Inhibition of mucin secretion with MARCKS-related peptide improves airway obstruction in a mouse model of asthma

Abstract

Allergic asthma is associated with airway epithelial cell mucous metaplasia and mucin hypersecretion, but the consequences of mucin hypersecretion on airway function are unclear. Recently, a peptide derived from the myristoylated alanine-rich C kinase substrate protein NH₂-terminal sequence (MANS) was shown to inhibit methacholine (MCh)-induced mucin secretion from airway mucous cells by >90%. We studied the effect of intranasal pretreatment with this peptide on specific airway conductance (sGaw) during challenge with MCh in mice with allergen-induced mucous cell metaplasia. sGaw was noninvasively measured in spontaneously breathing restrained mice, using a double-chamber plethysmograph. Pretreatment with MANS peptide, but not a control peptide [random NH₂-terminal sequence (RNS)], resulted in partial inhibition of the fall in sGaw induced by 60 mM MCh (mean ± SE; baseline 1.15 ± 0.06; MANS/MCh 0.82 ± 0.05; RNS/MCh 0.55 ± 0.05 cmH₂O/s).

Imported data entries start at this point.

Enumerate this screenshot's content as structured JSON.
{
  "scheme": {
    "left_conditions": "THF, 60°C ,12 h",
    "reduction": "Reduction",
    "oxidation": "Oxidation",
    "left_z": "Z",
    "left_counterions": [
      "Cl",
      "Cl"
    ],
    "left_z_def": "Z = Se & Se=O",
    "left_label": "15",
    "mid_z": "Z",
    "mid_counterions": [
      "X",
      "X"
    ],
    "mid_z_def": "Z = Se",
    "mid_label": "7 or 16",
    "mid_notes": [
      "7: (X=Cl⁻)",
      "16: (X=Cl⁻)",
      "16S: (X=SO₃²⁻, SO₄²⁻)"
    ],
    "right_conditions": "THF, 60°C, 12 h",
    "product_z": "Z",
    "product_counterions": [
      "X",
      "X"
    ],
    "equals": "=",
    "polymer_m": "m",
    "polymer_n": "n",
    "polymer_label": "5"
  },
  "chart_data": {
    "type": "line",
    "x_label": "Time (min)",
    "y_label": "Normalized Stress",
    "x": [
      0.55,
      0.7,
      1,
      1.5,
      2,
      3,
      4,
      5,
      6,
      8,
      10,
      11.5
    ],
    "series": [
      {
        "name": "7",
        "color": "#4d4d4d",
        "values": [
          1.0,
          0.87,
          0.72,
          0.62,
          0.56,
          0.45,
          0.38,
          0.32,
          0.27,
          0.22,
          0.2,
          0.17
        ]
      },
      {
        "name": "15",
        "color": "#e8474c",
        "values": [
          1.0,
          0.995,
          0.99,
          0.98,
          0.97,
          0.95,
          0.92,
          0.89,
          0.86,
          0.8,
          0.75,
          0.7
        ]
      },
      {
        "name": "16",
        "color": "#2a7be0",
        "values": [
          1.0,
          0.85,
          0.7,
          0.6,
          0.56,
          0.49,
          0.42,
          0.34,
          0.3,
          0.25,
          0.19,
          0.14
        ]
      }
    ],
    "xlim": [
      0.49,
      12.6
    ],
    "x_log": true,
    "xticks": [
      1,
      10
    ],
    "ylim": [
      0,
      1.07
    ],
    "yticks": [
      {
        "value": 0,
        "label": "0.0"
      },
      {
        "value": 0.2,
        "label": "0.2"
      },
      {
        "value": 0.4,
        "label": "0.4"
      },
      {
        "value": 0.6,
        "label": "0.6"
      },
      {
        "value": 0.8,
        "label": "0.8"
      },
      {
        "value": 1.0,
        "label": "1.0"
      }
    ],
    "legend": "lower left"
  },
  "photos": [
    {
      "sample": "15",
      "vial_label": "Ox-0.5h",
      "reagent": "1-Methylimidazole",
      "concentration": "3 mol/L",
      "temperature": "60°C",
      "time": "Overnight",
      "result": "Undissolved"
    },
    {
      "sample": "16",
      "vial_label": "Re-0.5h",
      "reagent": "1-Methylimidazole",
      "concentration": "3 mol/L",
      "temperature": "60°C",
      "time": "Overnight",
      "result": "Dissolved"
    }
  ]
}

The protective effect of MANS was also seen in mice challenged with allergen for 3 consecutive days to increase airway hyperresponsiveness, although the degree of protection was less (baseline 1.1 ± 0.08; MANS/MCh, 0.65 ± 0.06; RNS/MCh 0.47 ± 0.03 cmH2O/s). Because routine sGaw measurement in mice includes nasal airways, the effectiveness of MANS was also confirmed in mice breathing through their mouths after nasal occlusion (baseline 0.92 ± 0.05; MANS/MCh 0.83 ± 0.06; RNS/MCh 0.61 ± 0.03 cmH₂O/s). In all instances, sGaw in the MANS-pretreated group was ∼35% higher than in RNS-treated controls, and mucous obstruction accounted for ∼50% of the MCh-induced fall in sGaw. In summary, mucin secretion has a significant role in airway obstruction in a mouse model of allergic asthma, and strategies to inhibit mucin secretion merit further investigation.